Mrs. Palmer also highlighted that the police are an integral part of the fight against Trafficking in Persons (TIP). “If they are not on board, the fight is not on,” the Permanent Secretary said.
“As we [NATFATIP] move to implement our action plan, we have to provide the Vice Squad with whatever they need that is not supplied in the general provisions of the Jamaica Constabulary Force. We have to provide them, so that their abilities are not affected by unavailability of equipment,” she added.
Mrs. Palmer also mentioned that the equipment handed over to the Vice Squad is available in other jurisdictions, adding that there are instances where cases have gone to trial in the absence of victims.
Meanwhile, Head of the Organised Crime Investigation Division (OCID), Senior Superintendent of Police (SSP) Clifford Chambers, expressed gratitude for the donation from NATFATIP.
“We are happy that the authorities see the need for us to have these devices. This handing over is very symbolic, because it adds value to the investigative apparatus of TIP to effectively capture evidence in TIP related cases that will make the conviction of the perpetrators of these crimes easier,” he said.
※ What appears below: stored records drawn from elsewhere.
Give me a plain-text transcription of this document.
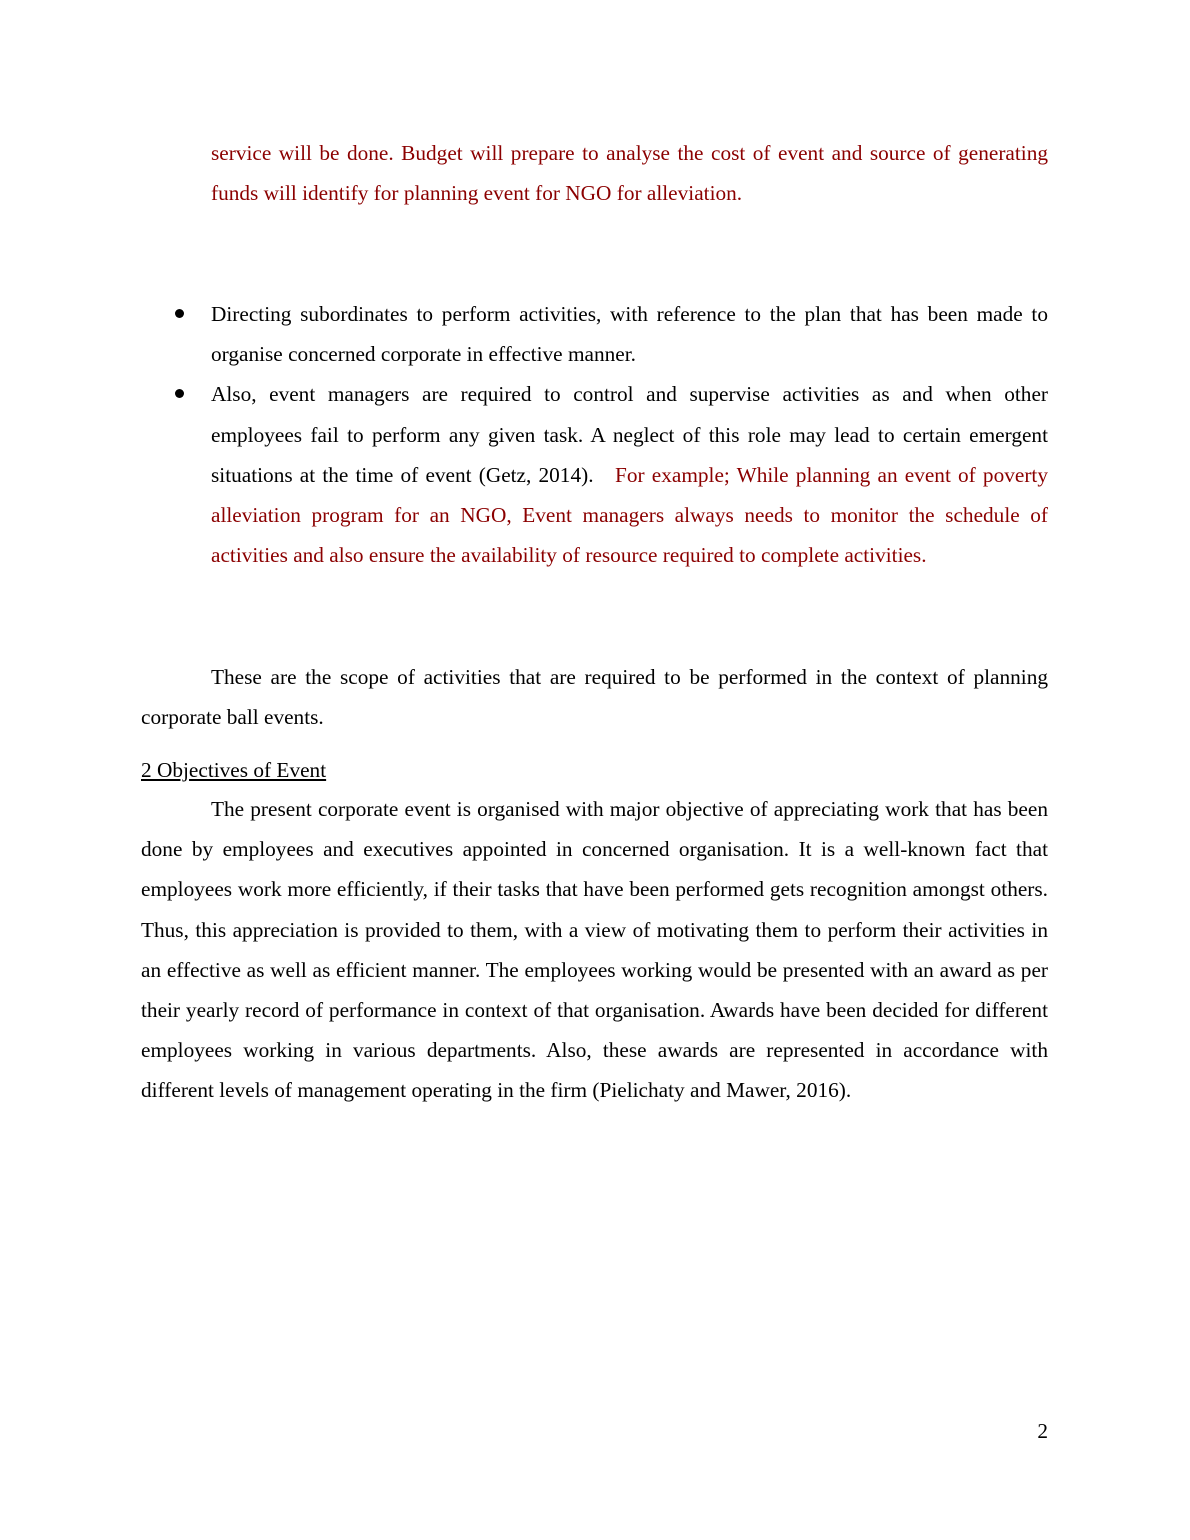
service will be done. Budget will prepare to analyse the cost of event and source of generating funds will identify for planning event for NGO for alleviation.

Directing subordinates to perform activities, with reference to the plan that has been made to organise concerned corporate in effective manner.
Also, event managers are required to control and supervise activities as and when other employees fail to perform any given task. A neglect of this role may lead to certain emergent situations at the time of event (Getz, 2014).   For example; While planning an event of poverty alleviation program for an NGO, Event managers always needs to monitor the schedule of activities and also ensure the availability of resource required to complete activities.

These are the scope of activities that are required to be performed in the context of planning corporate ball events.

2 Objectives of Event

The present corporate event is organised with major objective of appreciating work that has been done by employees and executives appointed in concerned organisation. It is a well-known fact that employees work more efficiently, if their tasks that have been performed gets recognition amongst others. Thus, this appreciation is provided to them, with a view of motivating them to perform their activities in an effective as well as efficient manner. The employees working would be presented with an award as per their yearly record of performance in context of that organisation. Awards have been decided for different employees working in various departments. Also, these awards are represented in accordance with different levels of management operating in the firm (Pielichaty and Mawer, 2016).

2
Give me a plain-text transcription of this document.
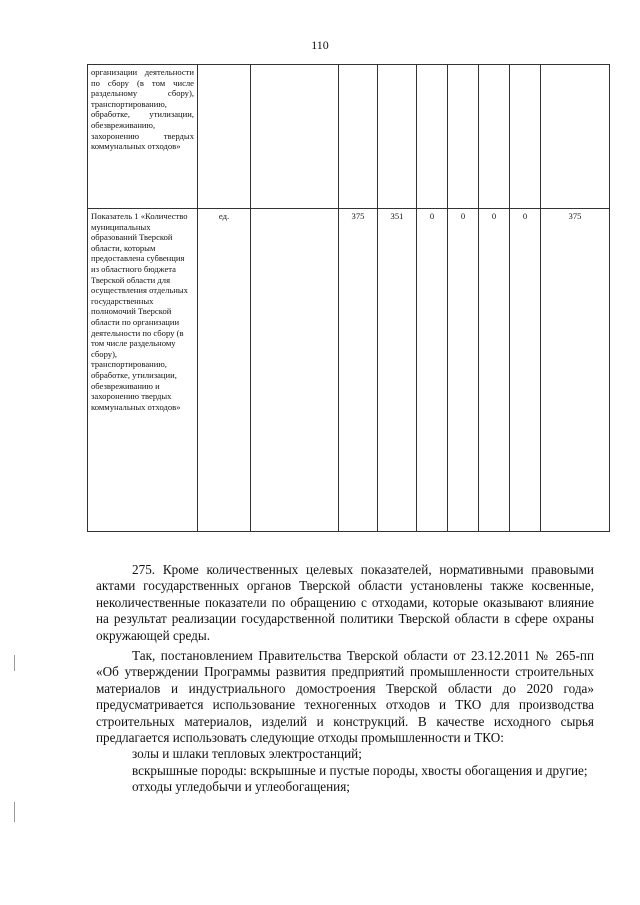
110
организации деятельности по сбору (в том числе раздельному сбору), транспортированию, обработке, утилизации, обезвреживанию, захоронению твердых коммунальных отходов»									
Показатель 1 «Количество муниципальных образований Тверской области, которым предоставлена субвенция из областного бюджета Тверской области для осуществления отдельных государственных полномочий Тверской области по организации деятельности по сбору (в том числе раздельному сбору), транспортированию, обработке, утилизации, обезвреживанию и захоронению твердых коммунальных отходов»	ед.		375	351	0	0	0	0	375

275. Кроме количественных целевых показателей, нормативными правовыми актами государственных органов Тверской области установлены также косвенные, неколичественные показатели по обращению с отходами, которые оказывают влияние на результат реализации государственной политики Тверской области в сфере охраны окружающей среды.

Так, постановлением Правительства Тверской области от 23.12.2011 № 265-пп «Об утверждении Программы развития предприятий промышленности строительных материалов и индустриального домостроения Тверской области до 2020 года» предусматривается использование техногенных отходов и ТКО для производства строительных материалов, изделий и конструкций. В качестве исходного сырья предлагается использовать следующие отходы промышленности и ТКО:

золы и шлаки тепловых электростанций;

вскрышные породы: вскрышные и пустые породы, хвосты обогащения и другие;

отходы угледобычи и углеобогащения;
The Head of OCID noted that the provision of the equipment is a step in the right direction.
“Although much more is required for us to create the kind of impact that we want, the handing over puts us on a better footing. We trust that whatever else is required will be provided, because we have to keep ahead in the game,” he said.
The OCID continues to concentrate on some of the activities started in 2014, such as operation ‘Swirl’, ‘Push Back’, and operation ‘Fix It’.
These operations target persons involved in the sex trade of minors, persons who visit certain areas and communities for illegal activities involving prostitution and others akin to trafficking in persons.
“We remain active and current and we continue to do our sensitization programme within the JCF and with our external partners,” the Head of OCID said.
The work of the Task Force is representative of the Government’s efforts against human trafficking. These efforts are also aimed at advancing the GOJ strategic priority of Improved Safety and Security.